Au cœur du système présumé figurent les tissus à mailles ouvertes — un textile de renforcement largement utilisé dans l’industrie de la construction pour des applications telles que l’isolation thermique des murs et les systèmes de revêtement. Les autorités de l’Union croient que certains de ces produits, en provenance de pays balkaniques et entrant sur le marché unique sans les droits applicables aux produits chinois, pourraient en fait être fabriqués à partir de fibres de verre chinoises déjà soumises aux mesures de défense commerciale existantes.
Le contournement tarifaire sous le feu des projecteurs
L’Union a initialement imposé des droits antidumping et anti-subventions sur les importations chinoises de fibres de verre après avoir constaté que les producteurs chinois avaient vendu le matériau à des prix artificiellement bas, soutenus par l’aide de l’État — une pratique que les régulateurs ont jugée dommageable pour les fabricants européens. Si les soupçons actuels se confirment, cela signifierait que le réacheminement de la production par des pays tiers a permis aux intrants d’origine chinoise de réintégrer effectivement le marché européen, dépourvus des pénalités associées, annihilant ainsi l’intention même de ces mesures.
Les enquêtes sur le contournement commercial de ce type relèvent de la compétence de la Commission européenne, qui a le pouvoir, en vertu de la réglementation communautaire en matière de défense commerciale, d’étendre les droits existants aux importations en provenance de pays tiers lorsque des indices de tel réacheminement émergent. Si la Commission conclut à l’existence d’un contournement, des droits pourraient être appliqués rétroactivement aux importations en question et étendus aux futurs envois en provenance des pays concernés.
Les Balkans occidentaux — une région qui comprend des pays tels que la Serbie, la Bosnie-Herzégovine, l’Albanie, la Macédoine du Nord, le Kosovo et le Monténégro — entretient des relations commerciales étroites avec l’Union et, dans plusieurs cas, se trouve à divers stades du processus d’adhésion du bloc. Cette relation, y compris les arrangements commerciaux préférentiels dont jouissent certaines nations de la région, aurait pu rendre la zone attractive pour le type d’opérations de transbordement actuellement scrutées, ont indiqué des responsables.

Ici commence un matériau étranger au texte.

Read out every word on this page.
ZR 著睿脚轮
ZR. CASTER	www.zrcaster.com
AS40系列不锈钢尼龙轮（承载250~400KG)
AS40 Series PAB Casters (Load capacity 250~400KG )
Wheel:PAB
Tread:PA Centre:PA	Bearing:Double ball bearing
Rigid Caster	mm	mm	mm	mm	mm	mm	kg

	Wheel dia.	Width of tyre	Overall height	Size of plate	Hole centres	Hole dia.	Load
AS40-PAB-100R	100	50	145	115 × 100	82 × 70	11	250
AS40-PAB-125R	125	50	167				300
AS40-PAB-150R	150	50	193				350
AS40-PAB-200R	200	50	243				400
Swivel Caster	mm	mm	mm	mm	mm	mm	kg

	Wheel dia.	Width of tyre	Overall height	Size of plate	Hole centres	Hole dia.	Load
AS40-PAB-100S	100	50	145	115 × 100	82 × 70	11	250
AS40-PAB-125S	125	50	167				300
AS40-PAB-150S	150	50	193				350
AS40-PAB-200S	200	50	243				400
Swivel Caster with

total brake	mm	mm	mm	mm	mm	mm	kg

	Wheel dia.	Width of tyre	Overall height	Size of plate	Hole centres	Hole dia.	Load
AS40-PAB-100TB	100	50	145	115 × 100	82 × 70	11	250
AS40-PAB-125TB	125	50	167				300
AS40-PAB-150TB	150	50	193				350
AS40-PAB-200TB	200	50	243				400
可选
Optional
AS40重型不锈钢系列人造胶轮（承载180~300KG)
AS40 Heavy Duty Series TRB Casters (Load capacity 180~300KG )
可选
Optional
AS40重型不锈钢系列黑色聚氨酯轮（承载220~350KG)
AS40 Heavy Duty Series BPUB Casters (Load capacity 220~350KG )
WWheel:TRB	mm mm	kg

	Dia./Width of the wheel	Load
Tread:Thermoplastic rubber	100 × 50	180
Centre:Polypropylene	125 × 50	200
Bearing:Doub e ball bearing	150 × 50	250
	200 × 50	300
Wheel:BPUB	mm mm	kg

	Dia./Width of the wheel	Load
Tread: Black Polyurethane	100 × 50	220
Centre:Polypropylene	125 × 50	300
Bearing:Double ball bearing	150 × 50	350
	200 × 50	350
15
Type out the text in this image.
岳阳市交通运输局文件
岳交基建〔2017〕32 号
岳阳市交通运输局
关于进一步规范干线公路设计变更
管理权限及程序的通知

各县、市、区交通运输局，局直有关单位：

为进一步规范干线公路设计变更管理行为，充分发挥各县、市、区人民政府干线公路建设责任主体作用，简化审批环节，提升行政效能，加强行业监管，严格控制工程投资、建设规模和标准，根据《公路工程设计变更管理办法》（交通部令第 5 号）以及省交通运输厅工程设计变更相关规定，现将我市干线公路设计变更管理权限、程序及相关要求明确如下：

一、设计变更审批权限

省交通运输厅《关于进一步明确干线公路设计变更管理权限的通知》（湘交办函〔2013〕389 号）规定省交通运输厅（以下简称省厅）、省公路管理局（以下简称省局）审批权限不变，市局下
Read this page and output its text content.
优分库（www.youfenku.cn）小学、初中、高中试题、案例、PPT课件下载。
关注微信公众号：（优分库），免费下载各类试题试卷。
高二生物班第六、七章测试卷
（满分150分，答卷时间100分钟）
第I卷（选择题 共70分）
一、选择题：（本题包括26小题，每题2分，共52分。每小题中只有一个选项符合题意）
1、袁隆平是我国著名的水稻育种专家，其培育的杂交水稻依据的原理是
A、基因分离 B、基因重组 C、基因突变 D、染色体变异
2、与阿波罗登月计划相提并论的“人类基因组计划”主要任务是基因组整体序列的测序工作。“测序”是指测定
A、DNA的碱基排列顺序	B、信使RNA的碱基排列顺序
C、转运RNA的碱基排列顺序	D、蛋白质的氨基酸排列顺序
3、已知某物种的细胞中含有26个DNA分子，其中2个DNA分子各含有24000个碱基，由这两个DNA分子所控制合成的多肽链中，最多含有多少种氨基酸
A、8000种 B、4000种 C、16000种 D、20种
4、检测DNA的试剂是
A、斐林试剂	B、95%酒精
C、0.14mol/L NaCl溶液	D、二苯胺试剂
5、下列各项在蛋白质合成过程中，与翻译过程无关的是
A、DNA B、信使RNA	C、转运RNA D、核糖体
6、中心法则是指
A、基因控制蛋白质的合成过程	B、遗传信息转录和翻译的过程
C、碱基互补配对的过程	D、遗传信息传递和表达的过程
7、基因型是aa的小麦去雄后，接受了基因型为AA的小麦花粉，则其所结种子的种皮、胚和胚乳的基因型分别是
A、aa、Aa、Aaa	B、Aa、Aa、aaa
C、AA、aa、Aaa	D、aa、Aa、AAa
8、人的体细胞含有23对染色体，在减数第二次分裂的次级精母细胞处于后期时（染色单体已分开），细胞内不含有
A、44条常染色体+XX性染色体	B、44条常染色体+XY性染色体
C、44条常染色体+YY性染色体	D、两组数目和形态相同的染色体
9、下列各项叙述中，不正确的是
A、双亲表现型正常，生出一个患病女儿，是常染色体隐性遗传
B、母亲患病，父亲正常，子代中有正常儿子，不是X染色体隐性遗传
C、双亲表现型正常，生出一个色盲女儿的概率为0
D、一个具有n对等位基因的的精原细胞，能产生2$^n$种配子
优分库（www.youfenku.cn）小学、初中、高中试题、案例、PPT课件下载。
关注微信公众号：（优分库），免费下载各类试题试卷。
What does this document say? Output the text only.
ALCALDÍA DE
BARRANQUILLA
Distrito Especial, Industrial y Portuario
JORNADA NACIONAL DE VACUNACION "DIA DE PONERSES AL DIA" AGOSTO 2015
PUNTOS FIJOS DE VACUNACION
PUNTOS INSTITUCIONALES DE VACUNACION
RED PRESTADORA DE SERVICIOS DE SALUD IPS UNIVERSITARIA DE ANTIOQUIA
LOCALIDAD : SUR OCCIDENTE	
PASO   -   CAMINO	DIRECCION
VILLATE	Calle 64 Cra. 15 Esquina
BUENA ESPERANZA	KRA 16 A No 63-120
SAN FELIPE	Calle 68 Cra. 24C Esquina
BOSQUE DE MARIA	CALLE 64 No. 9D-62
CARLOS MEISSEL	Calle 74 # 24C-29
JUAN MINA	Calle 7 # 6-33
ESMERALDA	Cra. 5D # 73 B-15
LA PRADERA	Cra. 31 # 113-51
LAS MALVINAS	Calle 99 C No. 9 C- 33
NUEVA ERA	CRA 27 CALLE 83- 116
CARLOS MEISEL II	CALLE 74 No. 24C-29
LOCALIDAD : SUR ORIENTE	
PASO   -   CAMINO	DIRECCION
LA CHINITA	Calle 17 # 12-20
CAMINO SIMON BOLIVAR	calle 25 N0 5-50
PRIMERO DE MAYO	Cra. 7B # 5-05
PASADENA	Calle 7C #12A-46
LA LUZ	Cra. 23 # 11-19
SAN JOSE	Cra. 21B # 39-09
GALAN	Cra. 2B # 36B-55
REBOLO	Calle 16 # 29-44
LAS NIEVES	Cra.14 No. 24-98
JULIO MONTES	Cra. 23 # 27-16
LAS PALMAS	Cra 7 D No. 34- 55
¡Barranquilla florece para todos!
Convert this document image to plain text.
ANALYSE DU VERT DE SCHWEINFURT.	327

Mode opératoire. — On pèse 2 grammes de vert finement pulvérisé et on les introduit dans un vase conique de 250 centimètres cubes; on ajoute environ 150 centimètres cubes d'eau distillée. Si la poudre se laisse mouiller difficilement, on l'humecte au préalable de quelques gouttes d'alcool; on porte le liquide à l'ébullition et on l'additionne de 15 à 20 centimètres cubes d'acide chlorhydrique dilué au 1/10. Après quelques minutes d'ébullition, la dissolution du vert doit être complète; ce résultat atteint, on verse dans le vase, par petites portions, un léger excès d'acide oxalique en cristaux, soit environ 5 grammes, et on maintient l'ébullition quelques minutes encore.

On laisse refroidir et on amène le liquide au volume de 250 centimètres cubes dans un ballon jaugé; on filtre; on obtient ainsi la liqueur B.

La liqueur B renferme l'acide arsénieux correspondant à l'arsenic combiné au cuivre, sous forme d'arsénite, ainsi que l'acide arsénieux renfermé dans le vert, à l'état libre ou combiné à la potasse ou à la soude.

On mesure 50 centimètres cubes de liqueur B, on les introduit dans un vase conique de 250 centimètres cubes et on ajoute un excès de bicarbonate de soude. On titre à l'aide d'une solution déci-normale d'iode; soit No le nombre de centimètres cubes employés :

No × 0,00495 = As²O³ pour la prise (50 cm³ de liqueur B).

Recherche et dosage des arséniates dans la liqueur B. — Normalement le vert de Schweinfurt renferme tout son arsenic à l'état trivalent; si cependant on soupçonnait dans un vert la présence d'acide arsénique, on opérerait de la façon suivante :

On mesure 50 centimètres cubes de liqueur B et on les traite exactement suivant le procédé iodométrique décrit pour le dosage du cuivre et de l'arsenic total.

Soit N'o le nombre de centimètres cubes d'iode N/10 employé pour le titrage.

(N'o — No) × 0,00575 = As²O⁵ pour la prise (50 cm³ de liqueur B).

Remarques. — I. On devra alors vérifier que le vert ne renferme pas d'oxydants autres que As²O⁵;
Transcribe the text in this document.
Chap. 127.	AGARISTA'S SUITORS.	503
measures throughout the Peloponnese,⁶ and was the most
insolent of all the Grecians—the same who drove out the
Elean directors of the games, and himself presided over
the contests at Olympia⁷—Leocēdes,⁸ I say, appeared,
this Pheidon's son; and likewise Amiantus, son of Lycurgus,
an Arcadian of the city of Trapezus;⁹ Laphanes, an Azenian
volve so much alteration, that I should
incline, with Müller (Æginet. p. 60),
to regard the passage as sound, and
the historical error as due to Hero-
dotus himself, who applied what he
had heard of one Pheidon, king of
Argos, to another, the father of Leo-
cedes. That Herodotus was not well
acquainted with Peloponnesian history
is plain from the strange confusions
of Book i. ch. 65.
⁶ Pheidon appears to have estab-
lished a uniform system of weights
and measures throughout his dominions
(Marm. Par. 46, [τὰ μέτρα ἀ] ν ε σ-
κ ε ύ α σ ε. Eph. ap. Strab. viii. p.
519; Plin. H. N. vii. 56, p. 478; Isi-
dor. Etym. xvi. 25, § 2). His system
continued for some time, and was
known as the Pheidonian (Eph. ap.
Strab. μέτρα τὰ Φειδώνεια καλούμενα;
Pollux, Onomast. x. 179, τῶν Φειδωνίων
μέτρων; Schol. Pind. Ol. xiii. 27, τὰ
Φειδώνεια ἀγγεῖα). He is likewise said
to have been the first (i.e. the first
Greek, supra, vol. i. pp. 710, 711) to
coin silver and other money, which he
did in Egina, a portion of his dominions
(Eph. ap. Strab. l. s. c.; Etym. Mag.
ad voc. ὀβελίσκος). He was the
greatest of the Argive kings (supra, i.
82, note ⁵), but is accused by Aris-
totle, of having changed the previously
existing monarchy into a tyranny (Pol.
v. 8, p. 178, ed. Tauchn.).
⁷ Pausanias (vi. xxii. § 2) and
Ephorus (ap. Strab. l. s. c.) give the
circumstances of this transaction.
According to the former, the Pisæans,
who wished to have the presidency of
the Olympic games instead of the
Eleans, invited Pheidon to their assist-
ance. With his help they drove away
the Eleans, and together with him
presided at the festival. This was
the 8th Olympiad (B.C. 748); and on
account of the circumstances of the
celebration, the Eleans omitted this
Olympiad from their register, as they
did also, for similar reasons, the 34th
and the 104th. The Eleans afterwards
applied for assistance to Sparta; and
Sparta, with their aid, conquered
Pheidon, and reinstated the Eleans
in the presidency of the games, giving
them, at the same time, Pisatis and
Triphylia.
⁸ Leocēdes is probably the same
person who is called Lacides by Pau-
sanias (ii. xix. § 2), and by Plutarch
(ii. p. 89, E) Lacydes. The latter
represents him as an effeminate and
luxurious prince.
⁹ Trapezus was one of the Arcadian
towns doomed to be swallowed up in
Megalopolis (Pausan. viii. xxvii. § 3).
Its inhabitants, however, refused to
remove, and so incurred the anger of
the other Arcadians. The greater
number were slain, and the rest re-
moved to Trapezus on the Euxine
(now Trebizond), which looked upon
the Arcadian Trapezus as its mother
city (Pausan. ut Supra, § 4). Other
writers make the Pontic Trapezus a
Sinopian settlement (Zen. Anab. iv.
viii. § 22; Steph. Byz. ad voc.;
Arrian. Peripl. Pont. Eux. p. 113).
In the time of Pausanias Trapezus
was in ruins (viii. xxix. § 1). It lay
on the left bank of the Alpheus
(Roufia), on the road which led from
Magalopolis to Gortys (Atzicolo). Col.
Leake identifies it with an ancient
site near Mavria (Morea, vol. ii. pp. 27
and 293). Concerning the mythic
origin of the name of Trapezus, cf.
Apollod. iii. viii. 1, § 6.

Les producteurs européens de fibres de verre et de textiles de construction connexes se plaignent depuis longtemps que la concurrence chinoise, alimentée par les subventions d’État, rend la concurrence loyale difficile. Les représentants de l’industrie accueilleront probablement favorablement toute enquête formelle comme un signal que la Commission est disposée à faire respecter rigoureusement ses règles commerciales, même lorsque les violations sont structurées pour éviter une détection simple.
Selon les informations disponibles, les conclusions préliminaires qui ont motivé l’enquête prévue suggèrent un schéma plutôt que des incidents isolés, indiquant que toute enquête aura probablement une portée large. La Commission accorde généralement plusieurs mois pour de telles enquêtes, durant lesquels elle collecte des preuves auprès des importateurs, des exportateurs et des producteurs nationaux avant de rendre une détermination formelle.
Cette affaire s’inscrit dans un contexte plus large de contrôle européen des flux commerciaux impliquant la Chine, à un moment où Bruxelles réexamine sa relation économique avec Pékin dans de multiples secteurs, des véhicules électriques aux panneaux solaires. La manière dont la Commission procèdera sera observée de près à la fois par l’industrie européenne et par les gouvernements balkaniques désireux de préserver leur réputation de partenaires commerciaux fiables et respectueux des règles dans la perspective d’une intégration européenne plus étroite.